I am training a neural network to calculate the inverse of a 3x3 matrix. I am using a Keras dense model with 1 layer and 9 neurons. The activation function on the first layer is 'relu' and linear on the output layer. I am using 10000 matrices of determinant 1. The results I am getting are not very good (RMSE is in the hundreds). I have been trying more layers, more neurons, and other activation functions, but the gain is very small. Here is the code:
import numpy as np
from tensorflow.keras import Sequential
from tensorflow.keras.layers import Dense
def generator(nb_samples, matrix_size = 2, entries_range = (0,1), determinant = None):
'''
Generate nb_samples random matrices of size matrix_size with float
entries in interval entries_range and of determinant determinant
'''
matrices = []
if determinant:
inverses = []
for i in range(nb_samples):
matrix = np.random.uniform(entries_range[0], entries_range[1], (matrix_size,matrix_size))
matrix[0] *= determinant/np.linalg.det(matrix)
matrices.append(matrix.reshape(matrix_size**2,))
inverses.append(np.array(np.linalg.inv(matrix)).reshape(matrix_size**2,))
return np.array(matrices), np.array(inverses)
else:
determinants = []
for i in range(nb_samples):
matrix = np.random.uniform(entries_range[0], entries_range[1], (matrix_size,matrix_size))
determinants.append(np.array(np.linalg.det(matrix)).reshape(1,))
matrices.append(matrix.reshape(matrix_size**2,))
return np.array(matrices), np.array(determinants)
### Select number of samples, matrix size and range of entries in matrices
nb_samples = 10000
matrix_size = 3
entries_range = (0, 100)
determinant = 1
### Generate random matrices and determinants
matrices, inverses = generator(nb_samples, matrix_size = matrix_size, entries_range = entries_range, determinant = determinant)
### Select number of layers and neurons
nb_hidden_layers = 1
nb_neurons = matrix_size**2
activation = 'relu'
### Create dense neural network with nb_hidden_layers hidden layers having nb_neurons neurons each
model = Sequential()
model.add(Dense(nb_neurons, input_dim = matrix_size**2, activation = activation))
for i in range(nb_hidden_layers):
model.add(Dense(nb_neurons, activation = activation))
model.add(Dense(matrix_size**2))
model.compile(loss='mse', optimizer='adam')
### Train and save model using train size of 0.66
history = model.fit(matrices, inverses, epochs = 400, batch_size = 100, verbose = 0, validation_split = 0.33)
### Get validation loss from object 'history'
rmse = np.sqrt(history.history['val_loss'][-1])

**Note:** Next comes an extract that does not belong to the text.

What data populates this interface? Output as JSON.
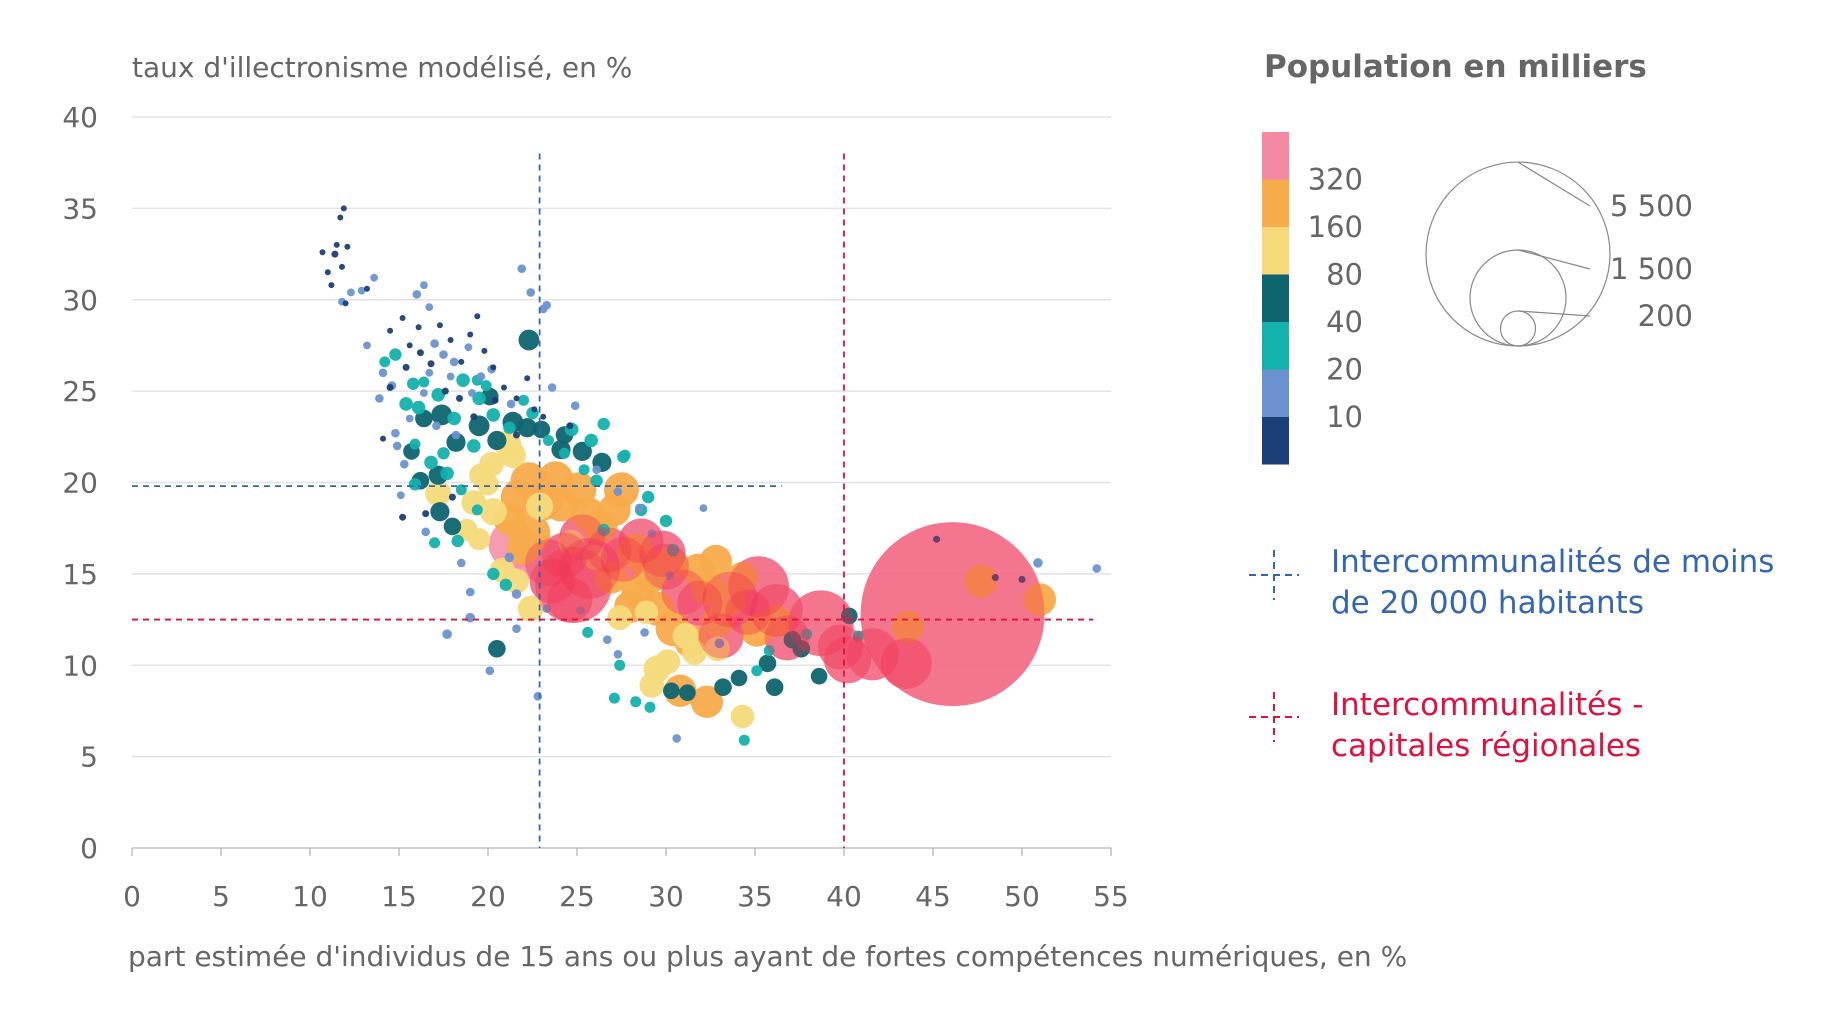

### Print RMSE and parameter values
print('''
Validation RMSE: {}
Number of hidden layers: {}
Number of neurons: {}
Number of samples: {}
Matrices size: {}
Range of entries: {}
Determinant: {}
'''.format(rmse,nb_hidden_layers,nb_neurons,nb_samples,matrix_size,entries_range,determinant))
I have checked online and there seem to be papers dealing with the problem of inverse matrix approximation. However, before changing the model I would like to know if there would be other parameters I could change that could have a bigger impact on the error. I hope someone can provide some insight. Thank you.
Inverting a 3x3 matrix is pretty difficult for a neural network, as they tend to be bad at multiplying or dividing activations. I wasn't able to get it to work with a simple dense network, but a 7 layer resnet does the trick. It has millions of weights so it needs many more than 10000 examples: I found that it completely memorized up to 100,000 samples and badly overfit even with 10,000,000 samples, so I just generated samples continuously and fed each sample to the network once as it was generated.